The league has a roughly 5% stake in the venture, which it acquired around the time it was formed last year, said the people, who were granted anonymity because the matter is private.
Representatives for the NBA and Fanatics declined to comment.
Fanatics China handles brick-and-mortar stores and e-commerce across China. The goal is to merge the league relationships and e-commerce expertise of Fanatics with the market experience of Hillhouse, which was founded by Chinese billionaire Zhang Lei and invests primarily in Asia. Hillhouse’s portfolio includes some of China’s most prominent retail companies, including Tencent and JD.com.
The joint venture also promised expanded opportunities in China for Fanatics’ 300-plus partners, including the NFL and NBA. It’s unclear exactly how the NBA’s equity relationship changes that opportunity. (Sportico is unaware of any other leagues investing in Fanatics China).
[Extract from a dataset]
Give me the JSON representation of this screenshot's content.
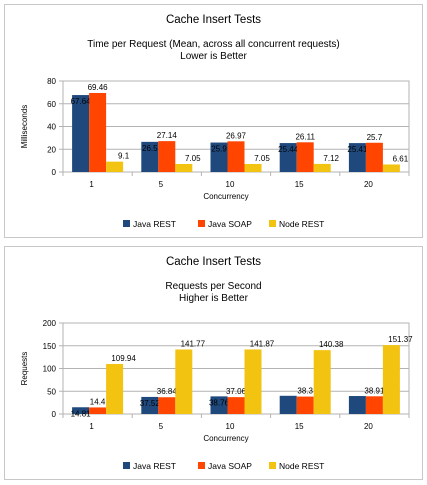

While every major U.S. league sees China as a growth opportunity, none has had more success there than the NBA, which first started airing games on CCTV in the late 1980s. The NBA was the first U.S. league to establish a footprint in China, opening a Hong Kong office in 1992, and launched NBA China in 2008. It has played more than two dozen preseason games in China, and hundreds of millions of people in the country consume NBA content each year on television, digital and social media.
That’s also come with controversy. A 2019 tweet from then-Houston Rockets GM Daryl Morey supporting pro-democracy protestors in Hong Kong dramatically cooled the relationship between the NBA and its most valuable foreign market. Commissioner Adam Silver later said the league expected to lose “hundreds of millions” from the fallout, and while the NBA has worked to repair the relationship over the past few years, its business ties to China remains a popular talking point among many conservative politicians in the U.S.
Fanatics also views China as a growth area. Already the world’s largest seller of licensed sports merchandise, Michael Rubin’s company is now focused on expanding internationally and launching new business verticals. They include a trading card company and a sports betting business. The company recently raised money at a $27 billion valuation, up from $6.2 billion less than two years ago.
That growth has benefited many of its biggest partners. Part of the Fanatics business model is allowing leagues and teams to share in the company’s success. Equity holders in the main e-commerce business include the NFL, MLS, NHL and MLB, plus a handful of players unions. That strategy is unfolding with the group’s trading card business as well. The NBA is not an investor in the Fanatics e-commerce business, but it does hold equity in the trading-card venture.